Today I testified before the House Judiciary Crime, Terrorism and Homeland Security Subcommittee in support of the Geolocational Privacy Surveillance Act, a law that would require law enforcement to obtain a warrant based upon probable cause before tracking a person by (for example) attaching a GPS device to their car or getting records from their cell phone provider. (My written testimony is here).
It was a real honor to testify before Congress—I had not testified before, but I have devoted years of my professional life to understanding the ways in which law enforcement agencies use our cell phones to track us. I was grateful for the chance to present that knowledge to the very people who have the opportunity to enact meaningful privacy protections.
This hearing was particularly valuable because warrantless GPS tracking is something that seems to concern members of both parties. Although some committee members were clearly hostile to the bill’s aims, support and opposition did not amount to the usual lineup of “D”s vs. “R”s. In fact, while many Democrats supportive of the bill, the GPS Act is Republican legislation authored by Rep. Jason Chaffetz (R-UT) and co-sponsored by Republicans including the subcommittee’s chairman, Rep. Sensenbrenner (R-WI).
One point that seemed of broad concern, even among members who may disagree with the ACLU’s view, was the complete morass of contradictory standards that cover electronic location tracking in this country. The witnesses testifying against the bill might not have agreed with the ACLU on the ultimate legal standard, but no one seemed to think it makes much sense for two different towns in the same state to apply starkly different rules to access location tracking. And, as a witness for industry testified, telecommunications companies are often stuck in the middle, trying to comply in a uniform and consistent way to hopelessly inconsistent requests.
An issue that generated a significant number of questions is whether there is a meaningful distinction between physical surveillance on the one hand and electronic surveillance on the other.

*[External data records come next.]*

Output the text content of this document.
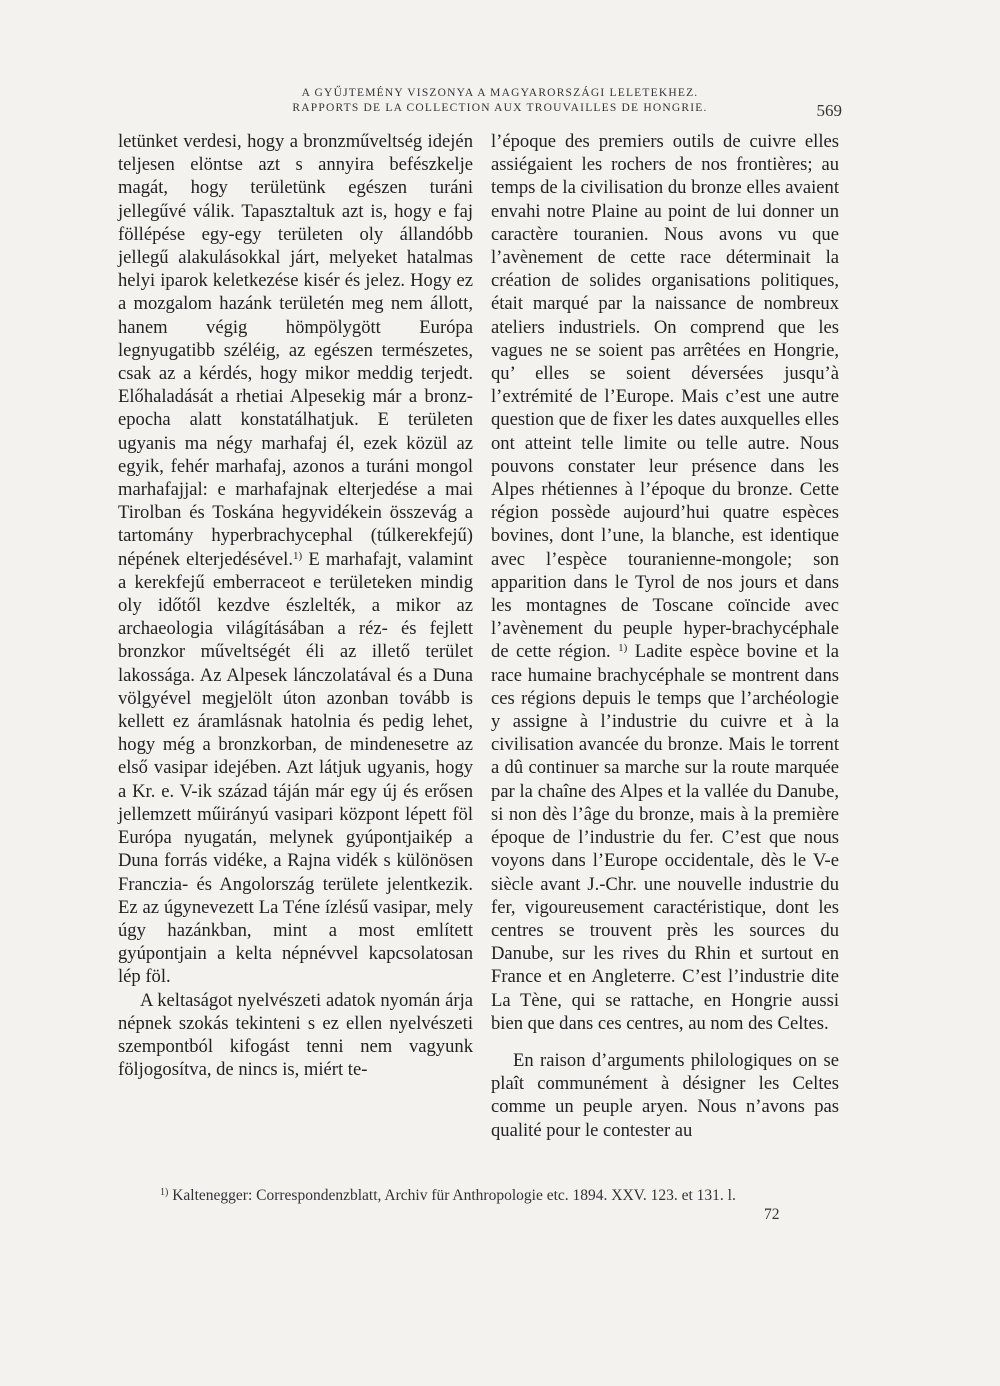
A GYŰJTEMÉNY VISZONYA A MAGYARORSZÁGI LELETEKHEZ.
RAPPORTS DE LA COLLECTION AUX TROUVAILLES DE HONGRIE.	569

letünket verdesi, hogy a bronzműveltség idején teljesen elöntse azt s annyira befészkelje magát, hogy területünk egészen turáni jellegűvé válik. Tapasztaltuk azt is, hogy e faj föllépése egy-egy területen oly állandóbb jellegű alakulásokkal járt, melyeket hatalmas helyi iparok keletkezése kisér és jelez. Hogy ez a mozgalom hazánk területén meg nem állott, hanem végig hömpölygött Európa legnyugatibb széléig, az egészen természetes, csak az a kérdés, hogy mikor meddig terjedt. Előhaladását a rhetiai Alpesekig már a bronz-epocha alatt konstatálhatjuk. E területen ugyanis ma négy marhafaj él, ezek közül az egyik, fehér marhafaj, azonos a turáni mongol marhafajjal: e marhafajnak elterjedése a mai Tirolban és Toskána hegyvidékein összevág a tartomány hyperbrachycephal (túlkerekfejű) népének elterjedésével.$^{1)}$ E marhafajt, valamint a kerekfejű emberraceot e területeken mindig oly időtől kezdve észlelték, a mikor az archaeologia világításában a réz- és fejlett bronzkor műveltségét éli az illető terület lakossága. Az Alpesek lánczolatával és a Duna völgyével megjelölt úton azonban tovább is kellett ez áramlásnak hatolnia és pedig lehet, hogy még a bronzkorban, de mindenesetre az első vasipar idejében. Azt látjuk ugyanis, hogy a Kr. e. V-ik század táján már egy új és erősen jellemzett műirányú vasipari központ lépett föl Európa nyugatán, melynek gyúpontjaikép a Duna forrás vidéke, a Rajna vidék s különösen Franczia- és Angolország területe jelentkezik. Ez az úgynevezett La Téne ízlésű vasipar, mely úgy hazánkban, mint a most említett gyúpontjain a kelta népnévvel kapcsolatosan lép föl.

A keltaságot nyelvészeti adatok nyomán árja népnek szokás tekinteni s ez ellen nyelvészeti szempontból kifogást tenni nem vagyunk följogosítva, de nincs is, miért te-

l’époque des premiers outils de cuivre elles assiégaient les rochers de nos frontières; au temps de la civilisation du bronze elles avaient envahi notre Plaine au point de lui donner un caractère touranien. Nous avons vu que l’avènement de cette race déterminait la création de solides organisations politiques, était marqué par la naissance de nombreux ateliers industriels. On comprend que les vagues ne se soient pas arrêtées en Hongrie, qu’ elles se soient déversées jusqu’à l’extrémité de l’Europe. Mais c’est une autre question que de fixer les dates auxquelles elles ont atteint telle limite ou telle autre. Nous pouvons constater leur présence dans les Alpes rhétiennes à l’époque du bronze. Cette région possède aujourd’hui quatre espèces bovines, dont l’une, la blanche, est identique avec l’espèce touranienne-mongole; son apparition dans le Tyrol de nos jours et dans les montagnes de Toscane coïncide avec l’avènement du peuple hyper-brachycéphale de cette région. $^{1)}$ Ladite espèce bovine et la race humaine brachycéphale se montrent dans ces régions depuis le temps que l’archéologie y assigne à l’industrie du cuivre et à la civilisation avancée du bronze. Mais le torrent a dû continuer sa marche sur la route marquée par la chaîne des Alpes et la vallée du Danube, si non dès l’âge du bronze, mais à la première époque de l’industrie du fer. C’est que nous voyons dans l’Europe occidentale, dès le V-e siècle avant J.-Chr. une nouvelle industrie du fer, vigoureusement caractéristique, dont les centres se trouvent près les sources du Danube, sur les rives du Rhin et surtout en France et en Angleterre. C’est l’industrie dite La Tène, qui se rattache, en Hongrie aussi bien que dans ces centres, au nom des Celtes.

En raison d’arguments philologiques on se plaît communément à désigner les Celtes comme un peuple aryen. Nous n’avons pas qualité pour le contester au

$^{1)}$ Kaltenegger: Correspondenzblatt, Archiv für Anthropologie etc. 1894. XXV. 123. et 131. l.
72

I was asked more than once: if it’s ok for someone to be tracked by a police officer in a squad car, or by a helicopter, and no warrant is necessary for that, then why isn’t it okay to track people using cell phones and GPS without a warrant?
I think there is a meaningful distinction, which I tried to describe to the members. When tracking someone’s movements requires assigning an officer or team of officers to track them at all times, that expenditure of resources will serve as a deterrent to abuse. In other words, there is a natural limit to the amount of surveillance that can be carried out, and that scarcity helps ensure that it will be used prudently. GPS and cell site tracking gets rid of that natural boundary, because it makes tracking incredibly cheap and easy. An officer can sit in the comfort of a stationhouse and track one or many people on a laptop. That makes legal barriers all the more important. It is only the supervision of a judge and the requirement of probable cause that are going to deter abusive use of this technology.

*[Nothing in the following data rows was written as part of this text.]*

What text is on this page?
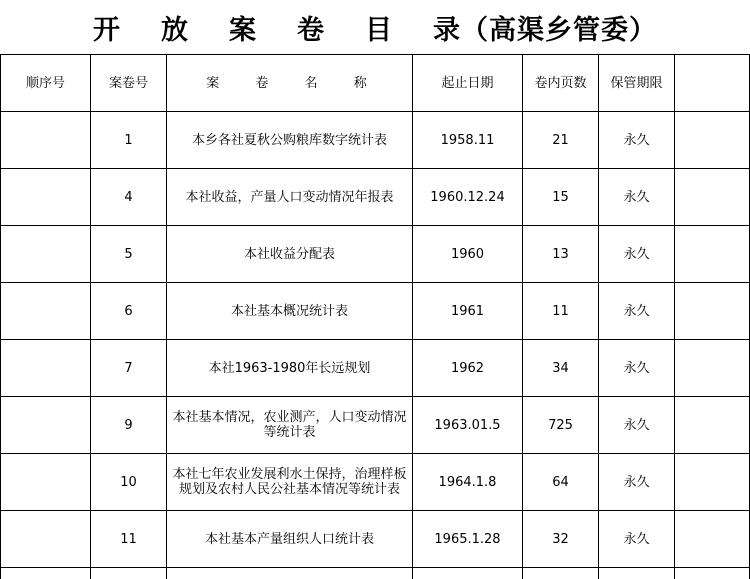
开 放 案 卷 目 录（高渠乡管委）
顺序号	案卷号	案 卷 名 称	起止日期	卷内页数	保管期限	
	1	本乡各社夏秋公购粮库数字统计表	1958.11	21	永久	
	4	本社收益，产量人口变动情况年报表	1960.12.24	15	永久	
	5	本社收益分配表	1960	13	永久	
	6	本社基本概况统计表	1961	11	永久	
	7	本社1963-1980年长远规划	1962	34	永久	
	9	本社基本情况，农业测产，人口变动情况等统计表	1963.01.5	725	永久	
	10	本社七年农业发展利水土保持，治理样板规划及农村人民公社基本情况等统计表	1964.1.8	64	永久	
	11	本社基本产量组织人口统计表	1965.1.28	32	永久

The GPS Act is a good piece of legislation. It requires a warrant for most investigations but also contains carefully crafted exceptions to make sure that in situations of genuine emergency, law enforcement can act without first going to a judge. I hope I was able to articulate clearly why imposing a warrant requirement is so important. I was heartened when, part way through the hearing, Rep. Polis (D-CO) said he had been persuaded to co-sponsor the bill.
There is simply no substitute for having a neutral and detached magistrate evaluate whether there is a genuine need to use an invasive law enforcement technique. That is why the GPS Act is such an important bill. Innocent Americans should not have to fear that their personal electronic devices may be used to track them for no good reason.